Gerald Black has done his car shopping at big franchise dealerships before, but this week, he was comparing cars at a smaller, independent used car lot, one of several that line the main roads coming off of Interstate 77. They tend to be good places to hunt for a deal, he thinks.
“If you don’t have great income or credit, a place like this can give you good prices on a mid-range car,” Black said. “I drive a truck, and I work for a smaller company, so I know sometimes you can get better service at a smaller place. It’s all about good customer service.”
But city planners are worried about the number of smaller lots where car-shoppers can hunt for those deals. They say Rock Hill has seen a “significant increase” in the number of people seeking sites for used car lots, many of them in areas the city is targeting for redevelopment for potentially more upscale businesses, such as Cherry Road and the Knowledge Park area.

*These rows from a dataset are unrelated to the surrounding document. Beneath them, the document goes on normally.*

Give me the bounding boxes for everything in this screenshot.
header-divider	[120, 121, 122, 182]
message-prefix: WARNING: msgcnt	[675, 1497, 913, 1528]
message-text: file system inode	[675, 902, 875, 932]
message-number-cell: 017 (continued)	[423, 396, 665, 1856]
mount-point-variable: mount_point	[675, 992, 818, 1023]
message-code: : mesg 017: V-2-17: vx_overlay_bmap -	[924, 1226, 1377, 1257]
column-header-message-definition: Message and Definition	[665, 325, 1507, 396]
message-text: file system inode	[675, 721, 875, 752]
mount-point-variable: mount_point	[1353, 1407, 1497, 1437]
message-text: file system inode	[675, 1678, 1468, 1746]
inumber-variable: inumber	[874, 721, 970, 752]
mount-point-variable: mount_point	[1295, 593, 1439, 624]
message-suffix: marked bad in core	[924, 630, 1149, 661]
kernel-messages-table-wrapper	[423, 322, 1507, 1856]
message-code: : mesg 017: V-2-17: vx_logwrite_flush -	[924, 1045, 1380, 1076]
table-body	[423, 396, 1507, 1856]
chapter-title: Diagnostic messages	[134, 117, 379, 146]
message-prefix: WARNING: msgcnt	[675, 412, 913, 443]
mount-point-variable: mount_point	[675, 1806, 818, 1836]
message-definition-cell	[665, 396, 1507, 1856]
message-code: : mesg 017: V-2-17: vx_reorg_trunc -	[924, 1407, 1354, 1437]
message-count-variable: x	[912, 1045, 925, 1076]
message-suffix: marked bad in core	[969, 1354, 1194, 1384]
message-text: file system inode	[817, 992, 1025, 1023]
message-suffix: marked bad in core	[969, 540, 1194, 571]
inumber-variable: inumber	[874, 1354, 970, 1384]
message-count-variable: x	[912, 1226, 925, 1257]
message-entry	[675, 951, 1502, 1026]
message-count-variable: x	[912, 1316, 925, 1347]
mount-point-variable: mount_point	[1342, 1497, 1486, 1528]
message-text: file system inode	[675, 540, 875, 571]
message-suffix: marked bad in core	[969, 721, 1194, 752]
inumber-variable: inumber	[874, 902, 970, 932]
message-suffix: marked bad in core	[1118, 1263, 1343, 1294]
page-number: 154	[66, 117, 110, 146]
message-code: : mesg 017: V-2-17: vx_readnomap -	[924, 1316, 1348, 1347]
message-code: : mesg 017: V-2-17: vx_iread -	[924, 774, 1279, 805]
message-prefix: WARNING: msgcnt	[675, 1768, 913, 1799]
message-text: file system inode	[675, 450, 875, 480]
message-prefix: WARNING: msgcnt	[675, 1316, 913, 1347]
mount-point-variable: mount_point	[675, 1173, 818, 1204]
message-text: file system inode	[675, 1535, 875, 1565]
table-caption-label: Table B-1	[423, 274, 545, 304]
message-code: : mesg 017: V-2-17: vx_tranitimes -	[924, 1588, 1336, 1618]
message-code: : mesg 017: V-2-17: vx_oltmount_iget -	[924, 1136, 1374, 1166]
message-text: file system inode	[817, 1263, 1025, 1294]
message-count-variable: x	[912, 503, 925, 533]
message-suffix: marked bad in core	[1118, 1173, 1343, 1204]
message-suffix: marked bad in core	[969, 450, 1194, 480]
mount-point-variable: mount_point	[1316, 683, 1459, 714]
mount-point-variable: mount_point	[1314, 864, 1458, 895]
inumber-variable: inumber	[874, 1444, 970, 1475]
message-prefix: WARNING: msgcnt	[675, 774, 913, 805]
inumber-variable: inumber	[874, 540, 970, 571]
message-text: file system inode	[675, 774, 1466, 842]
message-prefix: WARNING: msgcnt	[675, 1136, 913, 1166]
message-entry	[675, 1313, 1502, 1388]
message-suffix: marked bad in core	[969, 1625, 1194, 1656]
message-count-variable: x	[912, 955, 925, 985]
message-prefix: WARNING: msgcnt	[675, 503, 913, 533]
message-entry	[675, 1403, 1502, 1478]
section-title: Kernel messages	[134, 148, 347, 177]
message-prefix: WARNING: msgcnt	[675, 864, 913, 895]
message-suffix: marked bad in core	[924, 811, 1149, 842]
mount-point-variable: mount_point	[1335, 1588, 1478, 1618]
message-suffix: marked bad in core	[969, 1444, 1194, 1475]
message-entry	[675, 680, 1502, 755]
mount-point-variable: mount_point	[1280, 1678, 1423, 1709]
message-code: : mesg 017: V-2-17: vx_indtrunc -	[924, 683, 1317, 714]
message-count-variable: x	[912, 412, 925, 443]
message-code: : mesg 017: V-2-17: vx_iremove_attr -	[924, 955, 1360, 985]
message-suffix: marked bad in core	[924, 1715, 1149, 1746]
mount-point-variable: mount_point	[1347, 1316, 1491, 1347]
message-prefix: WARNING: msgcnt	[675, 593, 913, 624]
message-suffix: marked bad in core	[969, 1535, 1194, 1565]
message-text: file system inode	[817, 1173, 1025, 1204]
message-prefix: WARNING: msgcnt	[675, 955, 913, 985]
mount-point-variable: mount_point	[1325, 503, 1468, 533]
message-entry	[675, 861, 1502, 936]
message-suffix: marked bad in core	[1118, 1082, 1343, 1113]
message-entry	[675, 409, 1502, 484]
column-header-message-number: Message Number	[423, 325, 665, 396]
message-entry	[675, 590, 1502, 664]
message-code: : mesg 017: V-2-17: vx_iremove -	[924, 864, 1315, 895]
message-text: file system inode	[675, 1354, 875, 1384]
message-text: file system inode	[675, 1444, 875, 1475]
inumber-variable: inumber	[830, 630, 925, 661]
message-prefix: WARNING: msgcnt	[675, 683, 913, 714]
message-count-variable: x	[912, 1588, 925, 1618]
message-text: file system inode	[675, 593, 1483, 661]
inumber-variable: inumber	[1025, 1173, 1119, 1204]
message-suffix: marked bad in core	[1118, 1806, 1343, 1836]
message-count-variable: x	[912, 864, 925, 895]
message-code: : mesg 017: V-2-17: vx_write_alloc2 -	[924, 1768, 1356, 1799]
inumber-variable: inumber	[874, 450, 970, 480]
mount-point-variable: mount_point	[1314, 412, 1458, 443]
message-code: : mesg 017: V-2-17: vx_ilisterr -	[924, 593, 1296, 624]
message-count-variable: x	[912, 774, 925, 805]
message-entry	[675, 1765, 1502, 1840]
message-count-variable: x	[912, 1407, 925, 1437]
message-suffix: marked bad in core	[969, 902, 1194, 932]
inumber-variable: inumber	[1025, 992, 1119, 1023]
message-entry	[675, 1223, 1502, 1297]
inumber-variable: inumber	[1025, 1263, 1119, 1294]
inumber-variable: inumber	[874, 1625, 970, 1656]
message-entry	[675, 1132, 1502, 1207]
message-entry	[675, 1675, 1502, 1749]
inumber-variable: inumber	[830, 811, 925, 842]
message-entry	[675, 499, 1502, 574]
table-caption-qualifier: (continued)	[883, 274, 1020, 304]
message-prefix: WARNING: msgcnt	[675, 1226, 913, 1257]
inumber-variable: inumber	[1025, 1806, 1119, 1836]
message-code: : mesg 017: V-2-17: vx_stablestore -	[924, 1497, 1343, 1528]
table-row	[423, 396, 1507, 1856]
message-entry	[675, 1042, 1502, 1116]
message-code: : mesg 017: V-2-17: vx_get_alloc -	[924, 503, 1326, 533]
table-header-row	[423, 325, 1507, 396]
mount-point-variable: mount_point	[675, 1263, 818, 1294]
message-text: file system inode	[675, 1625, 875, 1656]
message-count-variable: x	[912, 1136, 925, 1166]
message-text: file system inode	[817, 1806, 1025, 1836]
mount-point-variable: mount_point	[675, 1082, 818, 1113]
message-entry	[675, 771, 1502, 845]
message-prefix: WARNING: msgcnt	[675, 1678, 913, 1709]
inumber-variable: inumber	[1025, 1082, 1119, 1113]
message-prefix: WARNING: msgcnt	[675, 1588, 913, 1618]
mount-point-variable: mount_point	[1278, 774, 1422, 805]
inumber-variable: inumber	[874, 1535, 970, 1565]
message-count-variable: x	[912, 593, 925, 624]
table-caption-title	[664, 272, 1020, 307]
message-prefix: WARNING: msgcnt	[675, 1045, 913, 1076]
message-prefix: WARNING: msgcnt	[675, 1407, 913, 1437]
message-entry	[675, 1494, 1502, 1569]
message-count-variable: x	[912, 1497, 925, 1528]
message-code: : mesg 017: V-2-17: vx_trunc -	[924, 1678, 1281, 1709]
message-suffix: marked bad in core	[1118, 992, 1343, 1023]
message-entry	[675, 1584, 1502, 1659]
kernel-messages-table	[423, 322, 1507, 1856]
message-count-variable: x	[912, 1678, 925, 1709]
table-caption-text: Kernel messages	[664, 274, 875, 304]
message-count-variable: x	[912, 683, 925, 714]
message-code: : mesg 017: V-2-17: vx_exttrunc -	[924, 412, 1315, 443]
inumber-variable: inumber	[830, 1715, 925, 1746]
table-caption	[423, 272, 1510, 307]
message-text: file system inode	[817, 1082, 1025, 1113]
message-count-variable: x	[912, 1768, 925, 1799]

On Monday, the Rock Hill City Council gave first-reading approval to an ordinance that would tighten rules for auto sales businesses that seek to open in the future, while also asking the Planning Commission to propose “upgrades” for existing car lots’ parking, fencing and landscaping requirements.
Because dealers often only need a small building and a parking lot to open shop, planners say they don’t have a chance to correct “non-conformities” in the site that would normally kick in if a business renovated the site before opening. The result can be a business that doesn’t fit on the lot or look very attractive from the roadway.
“They tend to cluster together,” said city planner Leah Youngblood, “and other businesses will not be enticed to open where a lot of them are.”
Rock Hill’s 45 car lots – including five new-car dealerships – provide one lot for every 1,800 residents, and the planning office gets requests from two or three new ones per week, Youngblood said. Seventy-five percent of those are on unpaved lots or lots that lack landscaping or adequate parking. Some “pack in” cars on less than an acre.
“On Cherry, we have a lot of functionally obsolete commercial buildings from the ’60s and ’70s, that do not meet modern retail or restaurant standards,” said city Planning Director Bill Meyer. “So it’s started to be a target for car lots, because they just need a desk and a place to park cars.”
The proposed changes would limit which zoning districts would allow auto sales, require a minimum 1.5-acre lot, paved parking and landscaping, and limit signs placed on cars to a “reasonable size.”
As a “pending” ordinance, the city will begin enforcing the new standards on any new applications, but any recommended changes for existing lots won’t come back to the City Council until at least January. Youngblood said the city would reach out to dealers and property owners in the meantime to hear their concerns.
They might hear that many owners say Rock Hill’s used car lots are already limited in how they can operate and promote themselves. Gary Dean oversees more than 100 vehicles on North Anderson Road as co-owner of DrivewayCars.com. He gives an example from a previous location on Riverview Road, where the car lot sat next door to a motorcycle shop.
“We were inside the city limit, and the motorcycle guy was outside,” Dean said. “We couldn’t really do a whole lot with signs, and he had a 40-foot-tall sign right on the interstate.”
Instead, his lot is “maxed out” on signs, Dean said, with the size of the lettering on either side of the building limited by a mathematical formula, depending on whether it faces the road, and limited in how much he can do with an electronic sign at the maximum height of 8 feet.
“We can’t do anything with multi-colored lights or flash, and anything we put up has to stay for at least five minutes,” he said. “We’ve got a $12,000 sign that we use to half its potential.”
He estimates his location gets 2,000 drive-bys in a day, “and how many of them notice us?”
Jeff Piechowicz, the manager of M&M Motors on Cherry Road, has operated car lots in New York and North Carolina, and says Rock Hill is “one of the strictest places I’ve ever worked in.”
“It’s like Rock Hill just doesn’t want car lots,” he said.
If used car lots can’t operate, he worries it would remove the “subprime market” for carbuyers who can’t afford newer models.
“Our cars sell anywhere between $6,000 and $10,000,” Piechowicz said. “At a franchise place, 75 percent of them won’t touch a car like that.”
That can make a difference to the customer on the lot. Before Black buys his next car, he wants to see what the bigger franchises and the smaller used lots can offer him.
“I feel like there should be a place for both,” Black said.